Enzymatic treatment: His-tagged TEV protease was added to the protein using a 1:20 TEV to protein ratio (mg/mg). It was incubated for a total of 48h at 4°C; the cleavage was monitored to ensure completion.

Column 2: Gel filtration, Hiload 16/60 Superdex S200 prep grade, 120 ml bed volume (GE Healthcare)

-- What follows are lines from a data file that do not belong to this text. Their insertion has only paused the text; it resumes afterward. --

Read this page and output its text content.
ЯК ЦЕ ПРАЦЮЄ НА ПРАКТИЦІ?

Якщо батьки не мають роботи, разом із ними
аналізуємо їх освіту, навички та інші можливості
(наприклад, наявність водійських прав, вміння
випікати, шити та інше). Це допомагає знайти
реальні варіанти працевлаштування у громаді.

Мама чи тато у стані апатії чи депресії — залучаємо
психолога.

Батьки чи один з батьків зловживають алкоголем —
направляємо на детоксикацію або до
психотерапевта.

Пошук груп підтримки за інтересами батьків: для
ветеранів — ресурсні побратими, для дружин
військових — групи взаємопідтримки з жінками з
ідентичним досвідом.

Gel Filtration Buffer: 20 mM Tris pH 7.5, 300 mM NaCl

Procedure: The protein sample was loaded onto a S200 column at a flow rate of 1 ml/min using an AKTA Purifier system (GE Healthcare) at 4°C. After SDS-Page analysis of the fractions, pure protein was pooled and concentrated using a Vivaspin centricon with a MWCO of 30kDa.

Mass spectrometry characterization: ESI-MS confirmed the correct mass of the protein of 52019 Da (expected mass: 52019 Da).

Crystallization: Crystals of the UGDH thiohemiacetal intermediate complex was obtained after incubating 16mg/ml protein solution with 2mM NAD⁺ and 5mM UDP-glucose. Crystals were grown by vapour diffusion in sitting drops at 4°C using 18% PEG smears, 0.1M HEPES pH 7.5 and 5% ethylene glycol as precipitant at a protein to precipitant ratio of 2:1. A crystal was cryo-protected using well solution supplemented with 20% (v/v) ethylene glycol and flash-cooled in liquid nitrogen.

Data Collection: Resolution (scaled): 2.3 Å; Diffraction data were collected at Diamond beamline I03.